How to use keyword-based search in predictive analytics

Imagine if you were tasked with searching large amounts of data. One way to approach the problem is to issue a search query that consists (obviously) of words. The search tool looks for matching words in the database, the data warehouse, or goes rummaging through any text in which your data resides.

Assume you’re issuing the following search query: the President of the United States visits Africa. The search results will consist of text that contains exactly one or a combination of the words President, United States, visits, Africa. You might get the exact information you’re looking for, but not always.

How about the documents that do not contain any of the words previously mentioned, but some combination of the following: Obama’s trip to Kenya.
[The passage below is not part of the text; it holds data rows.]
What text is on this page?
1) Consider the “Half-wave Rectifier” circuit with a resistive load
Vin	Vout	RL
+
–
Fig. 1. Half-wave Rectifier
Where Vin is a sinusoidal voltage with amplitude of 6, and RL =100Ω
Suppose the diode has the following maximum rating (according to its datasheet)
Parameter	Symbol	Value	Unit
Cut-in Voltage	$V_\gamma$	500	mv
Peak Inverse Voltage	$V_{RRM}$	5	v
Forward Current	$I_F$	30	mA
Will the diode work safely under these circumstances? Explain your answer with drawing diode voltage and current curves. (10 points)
None of the words you initially searched for are in there — but the search results are semantically (meaningfully) useful. How can you prepare your data to be semantically retrievable? How can you go beyond the traditional keyword search? Your answers are can be found if you continue reading.

How to use semantic-based searches in predictive analytics

An illustration of how semantic-based search works is a project that Anasse Bari led at the World Bank Group, an international organization whose primary mission is to fight poverty around the world.
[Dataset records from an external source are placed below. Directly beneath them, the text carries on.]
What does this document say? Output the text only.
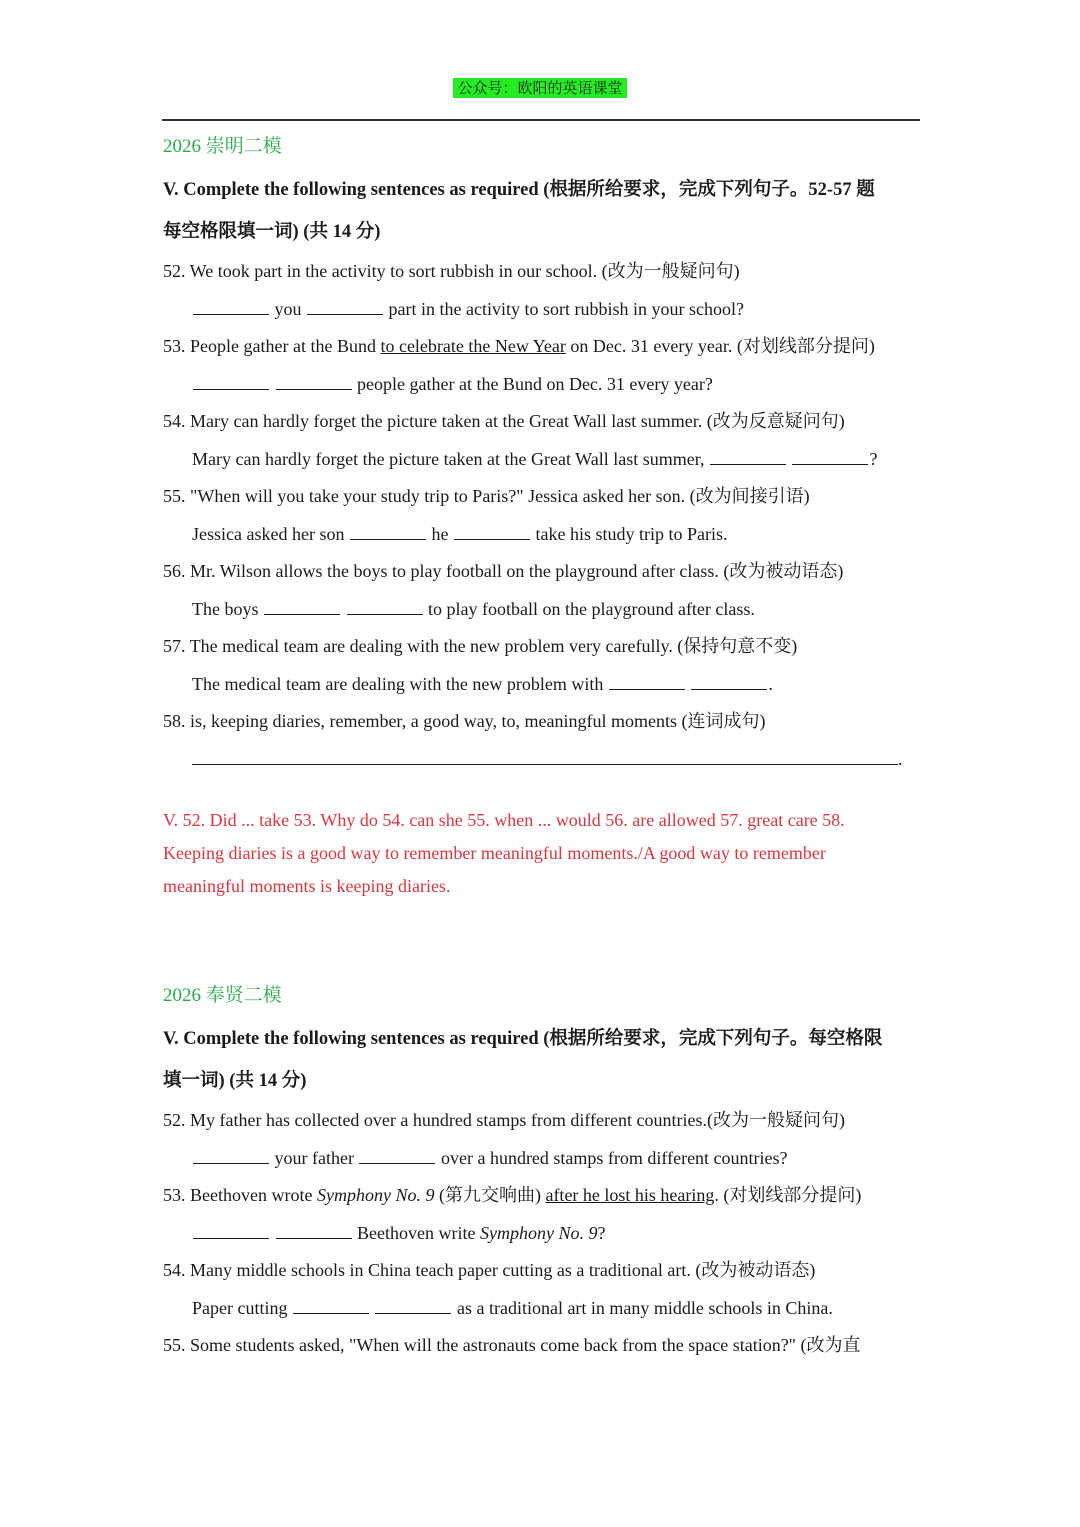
公众号：欧阳的英语课堂
2026 崇明二模
V. Complete the following sentences as required (根据所给要求，完成下列句子。52-57 题
每空格限填一词) (共 14 分)
52. We took part in the activity to sort rubbish in our school. (改为一般疑问句)
you	part in the activity to sort rubbish in your school?
53. People gather at the Bund to celebrate the New Year on Dec. 31 every year. (对划线部分提问)
people gather at the Bund on Dec. 31 every year?
54. Mary can hardly forget the picture taken at the Great Wall last summer. (改为反意疑问句)
Mary can hardly forget the picture taken at the Great Wall last summer,	?
55. "When will you take your study trip to Paris?" Jessica asked her son. (改为间接引语)
Jessica asked her son	he	take his study trip to Paris.
56. Mr. Wilson allows the boys to play football on the playground after class. (改为被动语态)
The boys	to play football on the playground after class.
57. The medical team are dealing with the new problem very carefully. (保持句意不变)
The medical team are dealing with the new problem with	.
58. is, keeping diaries, remember, a good way, to, meaningful moments (连词成句)
.
V. 52. Did ... take 53. Why do 54. can she 55. when ... would 56. are allowed 57. great care 58. Keeping diaries is a good way to remember meaningful moments./A good way to remember meaningful moments is keeping diaries.
2026 奉贤二模
V. Complete the following sentences as required (根据所给要求，完成下列句子。每空格限
填一词) (共 14 分)
52. My father has collected over a hundred stamps from different countries.(改为一般疑问句)
your father	over a hundred stamps from different countries?
53. Beethoven wrote Symphony No. 9 (第九交响曲) after he lost his hearing. (对划线部分提问)
Beethoven write Symphony No. 9?
54. Many middle schools in China teach paper cutting as a traditional art. (改为被动语态)
Paper cutting	as a traditional art in many middle schools in China.
55. Some students asked, "When will the astronauts come back from the space station?" (改为直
The project aimed to investigate existing large scale enterprise search and analytics in the market and build a prototype for a cutting-edge framework that would organize the World Bank data — most of which was an unstructured collection of documents, publications, project reports, briefs, and case studies.

This massive valuable knowledge is a resource used toward the Bank’s main mission of reducing world poverty. But the fact that it’s unstructured makes it challenging to access, capture, share, understand, search, data-mine, and visualize.

The World Bank is an immense organization, with many divisions around the globe. One of the main divisions was striving to have a framework and was ready to allocate resources to assist the Bari team was the Human Development Network within the World Bank.

The vice president of the Human Development Network outlined one problem that sprang from ambiguity: His division used several terms and concepts that had the same overall meaning but different nuances.

For instance, terms such as climatology, climate change, gas ozone depletion, and greenhouse emissions were all semantically related but not identical in meaning. He wanted a search capability smart enough to extract documents that contained related concepts when someone searched any of these terms.

The prototype’ framework for that capability that the Bari team selected was the Unstructured Information Management Architecture (UIMA), a software-based solution. Originally designed by IBM Research, UIMA is available in IBM software such as IBM Content Analytics, one of the tools that powered IBM Watson, the famous computer that won the Jeopardy game.

The Bari team joined forces with a very talented team from IBM Content Management and Enterprise Search, and later with an IBM Watson team, to collaborate on this project.

An Unstructured Information Management (UIM) solution is a software system that analyzes large volumes of unstructured information (text, audio, video, images, and so on) to discover, organize and deliver relevant knowledge to the client or the application end-user.

The ontology of a domain is an array of concepts and related terms particular to a domain. A UIMA-based solution uses ontologies to provide semantic tagging, which allows enriched searching independent of data format (text, speech, PowerPoint presentation, e-mail, video, and so on). UIMA appends another layer to the captured data, and then adds metadata to identify data that can be structured and semantically searched.

Semantic search is based on the contextual meaning of search terms as they appear in the searchable data space that UIMA builds. Semantic search is more accurate than the usual keyword-based search because a user query returns search results of not only documents that contain the search terms, but also of documents that are semantically relevant to the query.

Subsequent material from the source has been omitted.